Despite the attentions of the New Yorker fact-checkers, moreover, several errors that might be misleading to students have crept into the book. Seven Pillars of Wisdom has no The in the title; St Antony's College, Oxford, has no H in its name; there is no such thing as an Afrikaans policeman. And is it really possible for Ms Spark, 'on the way' from John Masefield's house to Oxford station, to have popped into a pub in Broad Street for a double rum?

More particularly, though, it is success that spoils the book. Ms Spark never lets us forget that she is a famous novelist re- examining her often difficult climb to glory, and a streak of retrospective bitterness disfigures her memoir. Sometimes this makes her sound like a disgruntled divorcee of much coarser temper. 'That was a laugh,' she says, in telling us of a family friend entrusted with her welfare on a long sea-voyage (he spent his time lasciviously chasing her). 'Small thanks she got,' she says of her mother's kindness to the unfortunate Sydney O Spark, the author's husband and begetter of her famous name. Various other unsatisfactory men get their come-uppance, and a bitchy but not very interesting dispute at the Poetry Society, where Muriel Spark was employed in the 1940s, is described to us in full resonance.

There are satisfactory men too - the Sparklet, as she was sometimes known, was evidently very sexy - and there are staunch women friends. The story, though, which takes us to the beginning of her celebrity, and is to be followed by another volume in which 'friends, famous and obscure, abound', is sprinkled with reproach and sorrow. Murder, suicide, madness, hallucination, disillusionment - all are here, and are reflected in a sensibility which seems to be kaleidoscopic in its moods and responses, now touchingly affectionate, now waspish, now sentimental.

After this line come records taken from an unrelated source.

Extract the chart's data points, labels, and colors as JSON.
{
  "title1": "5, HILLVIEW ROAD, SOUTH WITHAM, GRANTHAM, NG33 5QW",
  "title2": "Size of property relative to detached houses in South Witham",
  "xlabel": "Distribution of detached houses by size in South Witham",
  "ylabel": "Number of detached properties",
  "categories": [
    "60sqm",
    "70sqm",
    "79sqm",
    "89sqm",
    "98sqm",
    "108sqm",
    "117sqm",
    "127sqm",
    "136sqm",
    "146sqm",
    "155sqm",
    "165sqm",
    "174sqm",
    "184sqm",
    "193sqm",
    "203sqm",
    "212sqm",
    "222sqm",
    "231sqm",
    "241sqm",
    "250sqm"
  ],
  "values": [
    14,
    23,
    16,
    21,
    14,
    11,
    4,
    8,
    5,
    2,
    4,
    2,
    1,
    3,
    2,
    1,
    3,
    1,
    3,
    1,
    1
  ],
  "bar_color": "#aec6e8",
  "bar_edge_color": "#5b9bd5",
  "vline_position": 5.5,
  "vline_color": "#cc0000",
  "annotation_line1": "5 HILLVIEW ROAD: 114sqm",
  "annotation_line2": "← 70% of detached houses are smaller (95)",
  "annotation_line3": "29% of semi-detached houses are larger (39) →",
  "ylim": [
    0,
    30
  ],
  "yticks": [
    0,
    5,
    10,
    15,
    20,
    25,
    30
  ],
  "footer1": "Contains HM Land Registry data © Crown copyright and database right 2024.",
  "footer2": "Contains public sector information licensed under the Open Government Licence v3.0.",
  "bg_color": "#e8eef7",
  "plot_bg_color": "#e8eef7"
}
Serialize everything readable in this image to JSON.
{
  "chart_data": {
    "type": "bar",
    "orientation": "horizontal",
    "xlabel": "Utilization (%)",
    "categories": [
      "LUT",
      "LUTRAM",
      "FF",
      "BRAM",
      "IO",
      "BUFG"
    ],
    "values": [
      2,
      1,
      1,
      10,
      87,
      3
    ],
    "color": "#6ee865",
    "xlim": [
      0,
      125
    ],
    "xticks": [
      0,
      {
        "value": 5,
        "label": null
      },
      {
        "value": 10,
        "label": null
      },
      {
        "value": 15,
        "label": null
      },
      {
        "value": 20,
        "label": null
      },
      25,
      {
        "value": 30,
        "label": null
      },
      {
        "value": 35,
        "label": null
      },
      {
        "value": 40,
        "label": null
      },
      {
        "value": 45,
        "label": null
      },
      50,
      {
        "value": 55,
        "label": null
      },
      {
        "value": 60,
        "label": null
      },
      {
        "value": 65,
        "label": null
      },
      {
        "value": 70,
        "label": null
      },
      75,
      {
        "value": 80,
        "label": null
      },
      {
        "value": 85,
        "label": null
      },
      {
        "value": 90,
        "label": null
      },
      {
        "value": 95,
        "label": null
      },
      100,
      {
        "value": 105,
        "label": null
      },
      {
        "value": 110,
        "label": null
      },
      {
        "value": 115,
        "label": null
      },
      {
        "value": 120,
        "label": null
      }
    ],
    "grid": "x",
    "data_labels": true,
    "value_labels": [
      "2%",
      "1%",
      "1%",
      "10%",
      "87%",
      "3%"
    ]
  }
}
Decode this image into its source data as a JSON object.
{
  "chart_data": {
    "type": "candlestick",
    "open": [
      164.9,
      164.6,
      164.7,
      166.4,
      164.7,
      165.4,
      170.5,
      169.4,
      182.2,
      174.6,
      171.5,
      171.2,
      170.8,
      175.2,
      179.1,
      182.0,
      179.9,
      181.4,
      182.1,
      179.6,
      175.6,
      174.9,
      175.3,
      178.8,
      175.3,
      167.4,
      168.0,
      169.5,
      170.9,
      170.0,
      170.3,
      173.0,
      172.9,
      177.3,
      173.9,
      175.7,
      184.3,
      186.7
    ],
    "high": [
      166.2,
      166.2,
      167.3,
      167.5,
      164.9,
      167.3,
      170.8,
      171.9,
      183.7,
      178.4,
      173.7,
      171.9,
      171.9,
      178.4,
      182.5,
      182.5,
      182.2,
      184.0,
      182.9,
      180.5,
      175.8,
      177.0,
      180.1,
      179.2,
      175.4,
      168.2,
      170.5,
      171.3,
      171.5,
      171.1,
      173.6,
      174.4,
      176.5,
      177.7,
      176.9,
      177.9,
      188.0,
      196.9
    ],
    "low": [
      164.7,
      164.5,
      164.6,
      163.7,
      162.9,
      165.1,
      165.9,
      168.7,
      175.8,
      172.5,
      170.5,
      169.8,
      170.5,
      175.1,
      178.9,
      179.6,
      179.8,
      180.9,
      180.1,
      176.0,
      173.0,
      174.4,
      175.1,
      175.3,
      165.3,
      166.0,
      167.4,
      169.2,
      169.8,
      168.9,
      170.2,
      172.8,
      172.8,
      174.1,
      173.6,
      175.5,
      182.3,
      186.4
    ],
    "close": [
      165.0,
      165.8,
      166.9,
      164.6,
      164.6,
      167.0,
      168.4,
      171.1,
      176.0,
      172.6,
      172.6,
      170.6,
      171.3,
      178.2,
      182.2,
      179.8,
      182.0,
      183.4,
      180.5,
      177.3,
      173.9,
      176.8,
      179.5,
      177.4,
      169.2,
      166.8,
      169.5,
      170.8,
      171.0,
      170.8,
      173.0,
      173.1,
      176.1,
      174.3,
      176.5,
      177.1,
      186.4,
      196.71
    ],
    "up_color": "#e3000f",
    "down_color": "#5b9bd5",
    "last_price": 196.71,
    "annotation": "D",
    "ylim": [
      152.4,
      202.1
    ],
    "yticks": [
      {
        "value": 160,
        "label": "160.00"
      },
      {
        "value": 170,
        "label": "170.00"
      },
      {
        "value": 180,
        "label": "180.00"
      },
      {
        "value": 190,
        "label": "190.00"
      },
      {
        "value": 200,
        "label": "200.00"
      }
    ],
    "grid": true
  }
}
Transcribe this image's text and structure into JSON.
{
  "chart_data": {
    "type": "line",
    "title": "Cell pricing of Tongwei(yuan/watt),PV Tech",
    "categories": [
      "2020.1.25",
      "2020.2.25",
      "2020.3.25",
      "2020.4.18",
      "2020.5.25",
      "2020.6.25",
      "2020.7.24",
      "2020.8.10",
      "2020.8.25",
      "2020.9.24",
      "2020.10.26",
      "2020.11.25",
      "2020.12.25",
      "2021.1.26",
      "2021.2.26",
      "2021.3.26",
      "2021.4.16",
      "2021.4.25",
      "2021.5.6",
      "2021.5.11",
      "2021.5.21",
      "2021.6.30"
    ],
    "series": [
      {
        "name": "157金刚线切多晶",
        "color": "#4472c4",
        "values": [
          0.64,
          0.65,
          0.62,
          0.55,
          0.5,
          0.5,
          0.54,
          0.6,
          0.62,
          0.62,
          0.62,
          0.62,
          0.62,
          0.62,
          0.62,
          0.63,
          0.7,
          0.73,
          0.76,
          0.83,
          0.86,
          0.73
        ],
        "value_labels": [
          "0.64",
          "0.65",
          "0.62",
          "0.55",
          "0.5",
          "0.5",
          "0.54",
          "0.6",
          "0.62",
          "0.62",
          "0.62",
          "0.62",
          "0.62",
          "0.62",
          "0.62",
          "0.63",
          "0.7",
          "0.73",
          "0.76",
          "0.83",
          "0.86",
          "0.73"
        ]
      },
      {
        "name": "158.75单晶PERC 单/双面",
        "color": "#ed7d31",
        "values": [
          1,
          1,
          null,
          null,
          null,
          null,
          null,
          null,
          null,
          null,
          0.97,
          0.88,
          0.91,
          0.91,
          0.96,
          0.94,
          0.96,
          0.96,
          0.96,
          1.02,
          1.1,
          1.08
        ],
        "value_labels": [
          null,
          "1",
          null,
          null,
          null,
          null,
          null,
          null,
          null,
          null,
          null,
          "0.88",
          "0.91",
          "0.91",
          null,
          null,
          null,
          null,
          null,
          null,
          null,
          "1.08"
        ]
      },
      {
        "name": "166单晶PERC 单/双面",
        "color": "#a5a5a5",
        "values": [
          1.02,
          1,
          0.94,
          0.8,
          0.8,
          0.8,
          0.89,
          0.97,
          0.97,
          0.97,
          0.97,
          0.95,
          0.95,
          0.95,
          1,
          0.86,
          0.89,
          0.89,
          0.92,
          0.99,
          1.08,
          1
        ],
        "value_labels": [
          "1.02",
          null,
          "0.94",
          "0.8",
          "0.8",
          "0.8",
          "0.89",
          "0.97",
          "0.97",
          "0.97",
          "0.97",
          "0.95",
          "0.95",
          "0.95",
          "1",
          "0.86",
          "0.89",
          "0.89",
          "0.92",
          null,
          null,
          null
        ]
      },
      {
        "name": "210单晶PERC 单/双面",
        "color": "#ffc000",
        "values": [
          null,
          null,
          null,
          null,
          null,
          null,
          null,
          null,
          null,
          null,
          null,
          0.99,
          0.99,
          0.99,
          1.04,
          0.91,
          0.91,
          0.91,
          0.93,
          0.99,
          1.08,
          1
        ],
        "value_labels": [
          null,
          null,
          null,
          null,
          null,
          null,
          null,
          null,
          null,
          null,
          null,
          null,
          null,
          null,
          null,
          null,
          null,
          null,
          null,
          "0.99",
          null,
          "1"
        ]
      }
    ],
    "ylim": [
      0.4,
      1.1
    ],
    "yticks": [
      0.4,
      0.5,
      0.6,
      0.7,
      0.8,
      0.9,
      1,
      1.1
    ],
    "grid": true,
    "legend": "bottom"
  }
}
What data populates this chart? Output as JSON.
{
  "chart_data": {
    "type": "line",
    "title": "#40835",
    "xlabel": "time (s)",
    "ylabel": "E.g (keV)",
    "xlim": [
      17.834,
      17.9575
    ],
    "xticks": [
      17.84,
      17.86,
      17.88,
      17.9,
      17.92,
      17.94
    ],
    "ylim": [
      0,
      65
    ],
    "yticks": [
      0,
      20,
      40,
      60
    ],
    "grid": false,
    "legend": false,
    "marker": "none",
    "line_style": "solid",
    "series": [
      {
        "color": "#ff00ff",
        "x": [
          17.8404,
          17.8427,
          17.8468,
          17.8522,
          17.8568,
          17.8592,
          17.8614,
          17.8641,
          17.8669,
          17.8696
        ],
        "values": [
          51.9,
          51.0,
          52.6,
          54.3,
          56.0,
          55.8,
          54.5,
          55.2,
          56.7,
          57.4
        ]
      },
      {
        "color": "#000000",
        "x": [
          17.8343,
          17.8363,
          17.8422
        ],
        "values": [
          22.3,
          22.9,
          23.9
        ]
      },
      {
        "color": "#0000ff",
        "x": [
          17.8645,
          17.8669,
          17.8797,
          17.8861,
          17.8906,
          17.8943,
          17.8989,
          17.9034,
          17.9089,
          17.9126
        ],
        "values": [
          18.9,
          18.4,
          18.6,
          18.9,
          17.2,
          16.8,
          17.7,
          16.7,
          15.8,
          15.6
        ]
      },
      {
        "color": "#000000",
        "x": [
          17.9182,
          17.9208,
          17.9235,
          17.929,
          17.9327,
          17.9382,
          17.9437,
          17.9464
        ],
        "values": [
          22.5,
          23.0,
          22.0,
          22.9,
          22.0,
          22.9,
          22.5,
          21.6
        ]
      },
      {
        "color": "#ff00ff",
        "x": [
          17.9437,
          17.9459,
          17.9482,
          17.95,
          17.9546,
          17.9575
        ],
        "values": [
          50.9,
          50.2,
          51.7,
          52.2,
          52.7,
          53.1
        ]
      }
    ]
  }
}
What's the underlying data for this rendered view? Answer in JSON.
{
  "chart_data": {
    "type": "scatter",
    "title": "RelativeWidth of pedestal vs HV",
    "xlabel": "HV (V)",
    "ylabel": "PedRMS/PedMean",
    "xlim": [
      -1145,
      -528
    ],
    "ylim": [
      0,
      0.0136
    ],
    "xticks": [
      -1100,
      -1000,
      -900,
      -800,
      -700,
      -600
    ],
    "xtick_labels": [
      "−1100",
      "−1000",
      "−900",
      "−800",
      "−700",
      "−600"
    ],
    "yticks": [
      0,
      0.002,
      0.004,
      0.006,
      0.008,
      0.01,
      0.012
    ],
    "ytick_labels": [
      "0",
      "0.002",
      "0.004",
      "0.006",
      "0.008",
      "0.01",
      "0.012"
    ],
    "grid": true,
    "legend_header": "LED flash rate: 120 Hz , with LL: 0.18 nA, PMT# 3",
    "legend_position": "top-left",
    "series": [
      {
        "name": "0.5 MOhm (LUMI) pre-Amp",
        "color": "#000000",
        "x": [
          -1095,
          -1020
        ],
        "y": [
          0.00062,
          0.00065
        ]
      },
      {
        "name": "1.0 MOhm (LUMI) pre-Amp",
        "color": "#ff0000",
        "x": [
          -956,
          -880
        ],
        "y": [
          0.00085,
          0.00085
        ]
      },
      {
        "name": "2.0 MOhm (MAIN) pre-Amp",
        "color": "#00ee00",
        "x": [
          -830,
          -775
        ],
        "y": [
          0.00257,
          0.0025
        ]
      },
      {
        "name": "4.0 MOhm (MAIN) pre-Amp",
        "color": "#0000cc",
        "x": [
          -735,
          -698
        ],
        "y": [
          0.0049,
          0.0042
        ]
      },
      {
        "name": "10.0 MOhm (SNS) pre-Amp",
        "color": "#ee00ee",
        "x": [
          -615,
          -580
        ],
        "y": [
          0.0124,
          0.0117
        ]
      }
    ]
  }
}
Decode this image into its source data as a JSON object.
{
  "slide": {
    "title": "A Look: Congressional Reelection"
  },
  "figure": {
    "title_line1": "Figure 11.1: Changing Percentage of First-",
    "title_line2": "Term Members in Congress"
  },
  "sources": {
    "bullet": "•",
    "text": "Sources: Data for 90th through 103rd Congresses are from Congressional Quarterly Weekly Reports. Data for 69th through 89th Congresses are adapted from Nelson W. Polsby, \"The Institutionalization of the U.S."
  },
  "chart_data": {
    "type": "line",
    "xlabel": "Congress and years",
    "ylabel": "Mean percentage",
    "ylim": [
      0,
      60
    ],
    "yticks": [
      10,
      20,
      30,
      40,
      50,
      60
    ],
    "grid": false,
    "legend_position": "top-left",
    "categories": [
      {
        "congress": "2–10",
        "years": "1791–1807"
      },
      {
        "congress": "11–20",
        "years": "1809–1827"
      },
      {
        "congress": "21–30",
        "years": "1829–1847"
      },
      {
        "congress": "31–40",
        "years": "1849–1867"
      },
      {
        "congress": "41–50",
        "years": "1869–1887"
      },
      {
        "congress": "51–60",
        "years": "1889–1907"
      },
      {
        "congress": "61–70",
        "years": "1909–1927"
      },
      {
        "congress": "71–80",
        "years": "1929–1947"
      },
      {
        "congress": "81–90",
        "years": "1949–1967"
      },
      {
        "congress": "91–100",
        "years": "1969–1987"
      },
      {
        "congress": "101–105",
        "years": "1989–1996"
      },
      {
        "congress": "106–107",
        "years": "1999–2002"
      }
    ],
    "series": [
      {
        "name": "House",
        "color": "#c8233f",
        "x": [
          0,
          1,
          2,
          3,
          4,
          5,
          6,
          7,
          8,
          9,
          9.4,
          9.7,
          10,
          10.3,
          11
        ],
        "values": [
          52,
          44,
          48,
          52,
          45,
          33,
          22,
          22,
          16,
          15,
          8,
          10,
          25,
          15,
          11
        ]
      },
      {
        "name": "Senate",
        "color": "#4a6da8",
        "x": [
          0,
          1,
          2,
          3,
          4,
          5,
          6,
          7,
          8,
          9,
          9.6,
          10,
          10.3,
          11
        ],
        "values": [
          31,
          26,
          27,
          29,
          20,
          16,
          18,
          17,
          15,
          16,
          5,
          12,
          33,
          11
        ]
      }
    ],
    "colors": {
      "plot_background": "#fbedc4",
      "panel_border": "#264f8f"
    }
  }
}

Curriculum Vitae is an odd book, and to my mind not a very attractive one. I do not doubt that the blurb is right - Ms Spark is a splendid novelist; but admirers who are, like me, neither scholars nor students, and who don't much care what Marie Stopes impertinently asked her in 1948, or what Derek Stanford wrongly wrote about her in 1977, would do better to stick to her fiction.